Nicolas Haque, d’Al Jazeera, qui a fait de nombreux reportages sur le Mali, a noté que les nouveaux juges avaient été nommés par un allié de Keita.
Les nominations, a déclaré Haque, ont ajouté « du carburant au feu dans ce sentiment parmi les manifestants que Keita abuse du pouvoir en rapprochant des alliés de lui ».
Après une pause, les manifestations anti-gouvernementales reprennent le 11 août , les manifestants ignorant les appels des médiateurs régionaux pour éviter de descendre dans la rue.
Le lendemain, le 12 août , les forces de sécurité maliennes tirent des gaz lacrymogènes et utilisent un canon à eau pour disperser des centaines de manifestants qui campaient sur une place de la capitale.
L’opposition déclare le 17 août qu’elle organisera des manifestations quotidiennes aboutissant à un rassemblement de masse à Bamako en fin de semaine.

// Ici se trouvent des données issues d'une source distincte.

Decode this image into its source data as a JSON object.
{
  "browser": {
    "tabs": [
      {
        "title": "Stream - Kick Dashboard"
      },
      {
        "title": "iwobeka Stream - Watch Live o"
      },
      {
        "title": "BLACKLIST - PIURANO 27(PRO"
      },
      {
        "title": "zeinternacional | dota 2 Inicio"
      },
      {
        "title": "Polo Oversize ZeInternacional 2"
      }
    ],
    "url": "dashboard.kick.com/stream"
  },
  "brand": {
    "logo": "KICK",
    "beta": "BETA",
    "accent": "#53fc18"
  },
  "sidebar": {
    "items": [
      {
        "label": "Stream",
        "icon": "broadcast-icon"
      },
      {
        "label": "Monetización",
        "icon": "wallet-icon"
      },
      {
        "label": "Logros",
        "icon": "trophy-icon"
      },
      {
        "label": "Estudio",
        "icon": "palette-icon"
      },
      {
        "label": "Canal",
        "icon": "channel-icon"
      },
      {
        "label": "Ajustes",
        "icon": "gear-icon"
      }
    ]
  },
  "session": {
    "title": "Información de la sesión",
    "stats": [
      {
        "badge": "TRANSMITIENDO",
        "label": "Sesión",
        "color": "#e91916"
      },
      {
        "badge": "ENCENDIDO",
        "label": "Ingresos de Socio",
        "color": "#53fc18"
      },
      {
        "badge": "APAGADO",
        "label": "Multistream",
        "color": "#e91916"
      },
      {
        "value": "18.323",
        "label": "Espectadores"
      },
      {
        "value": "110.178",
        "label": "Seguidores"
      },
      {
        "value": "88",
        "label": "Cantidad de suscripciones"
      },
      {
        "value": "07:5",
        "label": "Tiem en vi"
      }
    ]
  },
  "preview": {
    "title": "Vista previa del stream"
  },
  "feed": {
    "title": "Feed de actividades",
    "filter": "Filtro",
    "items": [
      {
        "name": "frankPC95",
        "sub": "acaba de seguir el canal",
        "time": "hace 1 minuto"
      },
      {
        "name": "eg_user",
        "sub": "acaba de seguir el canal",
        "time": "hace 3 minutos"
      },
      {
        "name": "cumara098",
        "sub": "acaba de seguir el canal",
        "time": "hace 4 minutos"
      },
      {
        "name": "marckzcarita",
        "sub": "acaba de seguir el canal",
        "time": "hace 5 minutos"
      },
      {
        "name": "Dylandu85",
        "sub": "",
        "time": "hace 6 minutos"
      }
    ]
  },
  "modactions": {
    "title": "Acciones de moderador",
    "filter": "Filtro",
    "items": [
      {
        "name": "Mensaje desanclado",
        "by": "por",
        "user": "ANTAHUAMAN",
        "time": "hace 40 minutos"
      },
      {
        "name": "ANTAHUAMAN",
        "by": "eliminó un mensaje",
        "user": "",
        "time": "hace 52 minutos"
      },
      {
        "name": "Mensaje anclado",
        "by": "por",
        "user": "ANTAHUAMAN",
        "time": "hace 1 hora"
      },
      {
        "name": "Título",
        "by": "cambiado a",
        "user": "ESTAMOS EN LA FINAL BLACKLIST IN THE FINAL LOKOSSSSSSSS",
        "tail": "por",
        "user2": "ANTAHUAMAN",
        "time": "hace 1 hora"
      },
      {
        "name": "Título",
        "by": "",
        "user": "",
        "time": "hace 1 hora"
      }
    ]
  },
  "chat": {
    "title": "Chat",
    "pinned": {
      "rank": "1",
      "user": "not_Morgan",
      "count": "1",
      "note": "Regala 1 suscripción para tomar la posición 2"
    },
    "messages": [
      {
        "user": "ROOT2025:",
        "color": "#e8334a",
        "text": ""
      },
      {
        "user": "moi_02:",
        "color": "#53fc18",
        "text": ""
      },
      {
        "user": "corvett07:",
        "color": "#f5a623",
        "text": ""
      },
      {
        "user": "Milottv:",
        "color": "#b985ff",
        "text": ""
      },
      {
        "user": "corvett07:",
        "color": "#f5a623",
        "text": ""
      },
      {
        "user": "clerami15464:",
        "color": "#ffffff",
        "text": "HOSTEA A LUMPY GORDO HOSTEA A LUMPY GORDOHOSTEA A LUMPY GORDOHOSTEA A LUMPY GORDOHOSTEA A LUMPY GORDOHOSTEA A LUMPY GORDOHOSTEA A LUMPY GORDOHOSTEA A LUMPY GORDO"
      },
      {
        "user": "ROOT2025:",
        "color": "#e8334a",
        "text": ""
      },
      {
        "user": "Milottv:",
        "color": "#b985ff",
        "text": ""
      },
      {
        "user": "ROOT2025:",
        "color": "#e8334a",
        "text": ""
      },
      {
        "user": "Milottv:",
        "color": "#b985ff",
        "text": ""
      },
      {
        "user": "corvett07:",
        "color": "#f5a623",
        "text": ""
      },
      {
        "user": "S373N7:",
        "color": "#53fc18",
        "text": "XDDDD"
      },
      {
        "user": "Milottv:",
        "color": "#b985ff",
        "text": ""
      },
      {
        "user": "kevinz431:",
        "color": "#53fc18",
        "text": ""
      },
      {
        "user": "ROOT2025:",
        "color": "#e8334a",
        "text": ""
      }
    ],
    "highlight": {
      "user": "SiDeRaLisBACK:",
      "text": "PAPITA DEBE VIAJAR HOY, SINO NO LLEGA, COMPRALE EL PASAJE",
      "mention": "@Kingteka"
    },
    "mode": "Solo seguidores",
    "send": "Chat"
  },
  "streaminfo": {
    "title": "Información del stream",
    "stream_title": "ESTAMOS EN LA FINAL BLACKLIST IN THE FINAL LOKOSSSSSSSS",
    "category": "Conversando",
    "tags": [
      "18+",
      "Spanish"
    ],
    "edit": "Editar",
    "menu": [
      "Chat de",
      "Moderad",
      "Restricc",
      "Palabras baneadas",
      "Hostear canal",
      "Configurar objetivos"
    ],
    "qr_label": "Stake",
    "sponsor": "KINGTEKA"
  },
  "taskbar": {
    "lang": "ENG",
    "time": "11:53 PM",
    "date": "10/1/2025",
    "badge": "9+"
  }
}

Le 18 août , Keita et Cissé sont détenus par des soldats qui, plus tôt dans la journée, ont organisé une mutinerie dans une base clé de Kati, une ville de garnison juste à l’extérieur de Bamako.
Les manifestants de l’opposition se rassemblent sur une place de Bamako pour manifester leur soutien aux soldats tandis que les puissances régionales et internationales exhortent les troupes à retourner à la caserne et les ambassades étrangères conseillent à leurs citoyens de rester à l’intérieur.
Après minuit le 19 août , Keita a annoncé sa démission en tant que président du pays.